The Kavli Institute for the Physics and Mathematics of the Universe (Kavli IPMU) is home to several interdisciplinary projects that take advantage of the synergy of the wide range of expertise available at the institute. One of these projects is the study of black holes that could have formed in the early universe, before the birth of stars and galaxies.
These primordial black holes (PBHs) can represent all or part of dark matter, and are responsible for some of the observed elements. Gravitational waves The signals, and the seeds of supermassive black holes at the center of our galaxy and other galaxies. It can also play a role in the synthesis of heavy elements when they collide with and destroy neutron stars, thus releasing a substance rich in neutrons.
In particular, there is an exciting possibility that the mysterious dark matter, which represents most of the matter in the universe, is made of primordial black holes.

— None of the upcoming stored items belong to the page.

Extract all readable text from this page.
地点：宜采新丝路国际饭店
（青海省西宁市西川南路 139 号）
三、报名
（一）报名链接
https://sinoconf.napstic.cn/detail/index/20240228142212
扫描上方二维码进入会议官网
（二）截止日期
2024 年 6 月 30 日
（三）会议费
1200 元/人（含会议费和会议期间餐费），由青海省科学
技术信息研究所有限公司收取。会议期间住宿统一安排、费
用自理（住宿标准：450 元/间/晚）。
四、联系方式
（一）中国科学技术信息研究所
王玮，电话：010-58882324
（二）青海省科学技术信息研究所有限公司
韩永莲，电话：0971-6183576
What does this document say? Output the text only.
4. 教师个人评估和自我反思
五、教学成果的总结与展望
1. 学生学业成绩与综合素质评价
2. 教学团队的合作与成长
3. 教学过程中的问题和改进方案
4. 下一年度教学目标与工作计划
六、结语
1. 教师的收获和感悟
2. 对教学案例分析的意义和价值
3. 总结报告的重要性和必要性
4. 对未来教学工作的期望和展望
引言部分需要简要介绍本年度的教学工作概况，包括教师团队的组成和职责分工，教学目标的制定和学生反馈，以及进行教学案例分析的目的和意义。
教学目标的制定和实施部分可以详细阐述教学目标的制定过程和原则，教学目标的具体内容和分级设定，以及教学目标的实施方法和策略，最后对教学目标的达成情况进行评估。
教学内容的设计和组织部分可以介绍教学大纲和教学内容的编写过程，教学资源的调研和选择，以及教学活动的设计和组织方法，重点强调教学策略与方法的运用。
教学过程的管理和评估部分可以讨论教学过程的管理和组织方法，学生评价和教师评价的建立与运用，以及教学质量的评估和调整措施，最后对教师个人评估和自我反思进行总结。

The 2020 Nobel Prize in Physics was awarded to theorist Roger Penrose and two astronomers, Reinhard Gensel and Andrea Gies, for their discoveries that confirmed the existence of black holes. Because black holes exist in nature, they offer a very attractive dark matter filter.
Recent advances in fundamental theory, astrophysics, and astronomical observations in the search for surface holes have been made by an international team of particle physicists, cosmologists and astronomers, including Kavli IPMU members Alexander Kusenko, Misao Sasaki, Sunao Sugiyama, Masahiro Takada and Volodymyr Takestov.
To learn more about primordial black holes, the research team looked into the early universe for clues. The early universe was so dense that any positive fluctuation in density of more than 50 percent would create a Black hole. However, cosmic disturbances in classed galaxies are known to be much smaller. However, a number of processes in the early universe could have created the conditions for black holes to form.
One interesting possibility is that primordial black holes could form from “small universes” that arose during inflation, a period of rapid expansion believed to be responsible for implanting the structures we observe today, such as galaxies and galaxy clusters. During inflation, children’s universes can branch out from our universe. The tiny universe (or daughter) will eventually collapse, but the large amount of energy released into the tiny size causes a black hole to form.
An even more bizarre fate awaits being an older child. If it is greater than some critical size, Einstein’s theory of gravity allows the infant universe to exist in a state that appears different to the observer from the inside and outside. An inner observer sees it as an expanding universe, while an external observer (like us) sees it as a black hole. Either way, we view universes large and small as primitive black holes, hiding the basic structure of multiple universes behind “horizons of events.” The event horizon is the boundary below which everything, even light, is trapped and cannot escape from a black hole.
In their paper, the team described a new scenario for PBH formation and showed that black holes from the “multiverse” scenario could be found using the Hyper Suprime-Cam (HSC) from the 8.2-meter Subaru Telescope, a gigantic digital camera – the management in which Kavli played IPMU An important role – near the summit of a mountain of 4200 meters. Mauna Kea in Hawaii. Their work is an exciting extension of HSC’s research on PBH that Masahiro Takada, principal investigator at Kavli IPMU, is pursuing, and his team. The HSC team recently reported a major limitation in the presence of PBHs in Niikura, Takada et. The. Natural Astronomy 3, 524-534 (2019)
Why was HSC indispensable in this research? HSC has the unique ability to photograph the entire Andromeda galaxy every few minutes. If a black hole passes through the line of sight to a star, the black hole’s gravity bends the light rays and makes the star appear brighter than before for a short period of time. The duration of the star’s brightness tells astronomers about the mass of the black hole. Through HSC observations, one can simultaneously observe a hundred million stars, casting a broad web of primordial black holes that might cross a line of sight.
The first HSC observations have already reported a very interesting filter event corresponding to the PBH of the “multiverse”, with a black hole similar to the mass of the moon. Encouraged by this first sign, and guided by a new theoretical understanding, the team is conducting a new round of observations to broaden the research and provide a final test of whether black holes in the multiverse scenario can explain all of dark matter.
Reference: “Exploring Primordial Black Holes from the Multiverse Using Optical Telescopes” by Alexander Kusenko, Mizao Sasaki, Sunao Sugiyama, Masahiro Takada, Volodymyr Takeistov and Eduardo Vitaliano, October 30, 2020 Physical review letters.